Construction of Alkylated Stereogenic Centers
Andreas Pfaltz of the University of Basel and Keisuke Suzuki of Tokyo Institute of Technology showed (Angew. Chem. Int. Ed. 2010, 49, 881. ) that the iodohydrin of 1 did not interfere with the enantioselective hydrogenation. J. R. Falck of UT Southwestern developed (J. Am. Chem. Soc. 2010, 132, 2524. ) a procedure for the coupling of arene boronic acids with a cyano triflate 3, readily available in high ee from the corresponding aldehyde. Anita R. Maguire of University College Cork devised (J. Am. Chem. Soc. 2010, 132, 1184. ) a Cu catalyst for the enantioselective C-H insertion cyclization of 5 to 6. Jin-Quan Yu of Scripps/La Jolla established (J. Am. Chem. Soc. 2010, 132, 460. ) a complementary enantioselective C-H functionalization protocol, converting the prochiral 7 into 8 in high ee.
Xumu Zhang of Rutgers effected (Angew. Chem. Int. Ed. 2010, 49, 4047. ) enantioselective branching hydroformylation of 9 to give 10. T. V. RajanBabu of Ohio State University established (J. Am. Chem. Soc. 2010, 132, 3295. ) the enantioselective hydrovinylation of a diene 11 to the diene 12. Gregory C. Fu extended (J. Am. Chem. Soc. 2010, 132, 1264, , 5010, ) Ni-mediated cross-coupling, both with alkenyl and aryl nucleophiles, to the racemic bromoketone 13.

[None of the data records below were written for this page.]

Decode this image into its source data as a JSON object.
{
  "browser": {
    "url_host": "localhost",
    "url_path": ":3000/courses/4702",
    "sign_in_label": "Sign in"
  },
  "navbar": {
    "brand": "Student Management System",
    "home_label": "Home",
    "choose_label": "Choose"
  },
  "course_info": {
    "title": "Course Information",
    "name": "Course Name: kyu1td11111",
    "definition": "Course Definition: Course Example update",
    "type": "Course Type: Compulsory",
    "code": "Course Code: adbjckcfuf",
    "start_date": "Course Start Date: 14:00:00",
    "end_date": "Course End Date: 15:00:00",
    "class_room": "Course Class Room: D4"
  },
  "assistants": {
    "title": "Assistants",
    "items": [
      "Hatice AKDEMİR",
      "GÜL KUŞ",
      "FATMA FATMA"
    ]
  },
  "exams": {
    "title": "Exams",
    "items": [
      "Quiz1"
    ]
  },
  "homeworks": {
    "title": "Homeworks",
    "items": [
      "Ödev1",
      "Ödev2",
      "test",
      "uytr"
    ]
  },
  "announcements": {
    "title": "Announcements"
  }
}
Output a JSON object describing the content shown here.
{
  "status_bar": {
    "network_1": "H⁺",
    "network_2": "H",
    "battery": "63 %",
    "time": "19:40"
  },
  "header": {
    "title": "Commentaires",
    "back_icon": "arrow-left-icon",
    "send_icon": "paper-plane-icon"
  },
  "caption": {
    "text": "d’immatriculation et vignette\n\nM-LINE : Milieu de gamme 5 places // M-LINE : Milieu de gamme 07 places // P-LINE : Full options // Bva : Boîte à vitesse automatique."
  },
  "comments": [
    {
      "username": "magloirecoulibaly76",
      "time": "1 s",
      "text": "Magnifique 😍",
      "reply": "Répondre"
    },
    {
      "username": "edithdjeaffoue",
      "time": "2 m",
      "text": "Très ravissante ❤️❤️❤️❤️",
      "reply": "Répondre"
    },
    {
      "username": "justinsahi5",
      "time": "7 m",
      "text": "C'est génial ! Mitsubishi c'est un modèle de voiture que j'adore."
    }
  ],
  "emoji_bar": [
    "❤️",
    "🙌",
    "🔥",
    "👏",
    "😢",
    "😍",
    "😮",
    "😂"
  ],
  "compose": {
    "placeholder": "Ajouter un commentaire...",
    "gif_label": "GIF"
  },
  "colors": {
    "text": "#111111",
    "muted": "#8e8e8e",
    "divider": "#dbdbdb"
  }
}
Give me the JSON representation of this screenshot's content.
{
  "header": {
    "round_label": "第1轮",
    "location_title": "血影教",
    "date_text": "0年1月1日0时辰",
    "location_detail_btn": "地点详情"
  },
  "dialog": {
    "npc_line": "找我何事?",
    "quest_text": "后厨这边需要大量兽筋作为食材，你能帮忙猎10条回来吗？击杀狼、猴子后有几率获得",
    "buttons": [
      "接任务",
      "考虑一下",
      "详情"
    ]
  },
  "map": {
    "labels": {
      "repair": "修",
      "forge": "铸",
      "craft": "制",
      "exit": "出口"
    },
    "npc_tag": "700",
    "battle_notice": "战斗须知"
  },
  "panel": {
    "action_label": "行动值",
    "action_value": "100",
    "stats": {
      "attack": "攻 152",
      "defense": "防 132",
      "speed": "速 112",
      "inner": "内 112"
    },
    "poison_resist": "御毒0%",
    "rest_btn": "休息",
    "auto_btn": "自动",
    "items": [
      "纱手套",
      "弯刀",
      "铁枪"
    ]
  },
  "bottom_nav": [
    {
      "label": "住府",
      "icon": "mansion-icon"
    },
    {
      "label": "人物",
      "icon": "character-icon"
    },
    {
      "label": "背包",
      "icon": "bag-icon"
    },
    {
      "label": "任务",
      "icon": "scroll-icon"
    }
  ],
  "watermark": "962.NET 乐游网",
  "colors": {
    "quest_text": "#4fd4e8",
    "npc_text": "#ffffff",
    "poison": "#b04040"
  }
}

Hyeung-geun Park and Sang-sup Jew of Seoul National University used (Org. Lett. 2010, 12, 2826. ) their asymmetric phase transfer protocol to effect the enantioselective alkylation of the amide 15. Kyung Woon Jung of the University of Southern California showed (J. Org. Chem. 2010, 75, 95. ) that the oxidative Pd-mediated Heck coupling of arene boronic acids to 17 could be effected in high ee. Nicolai Cramer of ETH Zurich observed (J. Am. Chem. Soc. 2010, 132, 5340. ) high enantioinduction in the cleavage of the prochiral cyclobutanol 19.
Alexandre Alexakis of the University of Geneva achieved (Org. Lett. 2010, 12, 1988. ) the long-sought goal of efficient enantioselective conjugate addition of a Grignard reagent to an unsaturated aldehyde 21. Professor Alexakis also (Org. Lett. 2010, 12, 2770. ) established conditions for enantioselective conjugate addition to a nitrodiene 23. This procedure worked equally well for β-alkynyl nitroalkenes.
Jun-An Ma of Tianjin University used (J. Org. Chem. 2010, 75, 1402. ) organocatalysis to effect the conjugate addition of a variety of ketones, including acetone, to the nitrodiene 25. Again, β-alkynyl nitroalkenes worked well. Shu Kobayashi of the University of Tokyo observed (J. Am. Chem. Soc. 2010, 132, 7890. ) that the chiral environment around the catalyst was sufficient to control the absolute configuration of protonation after conjugate addition to 27.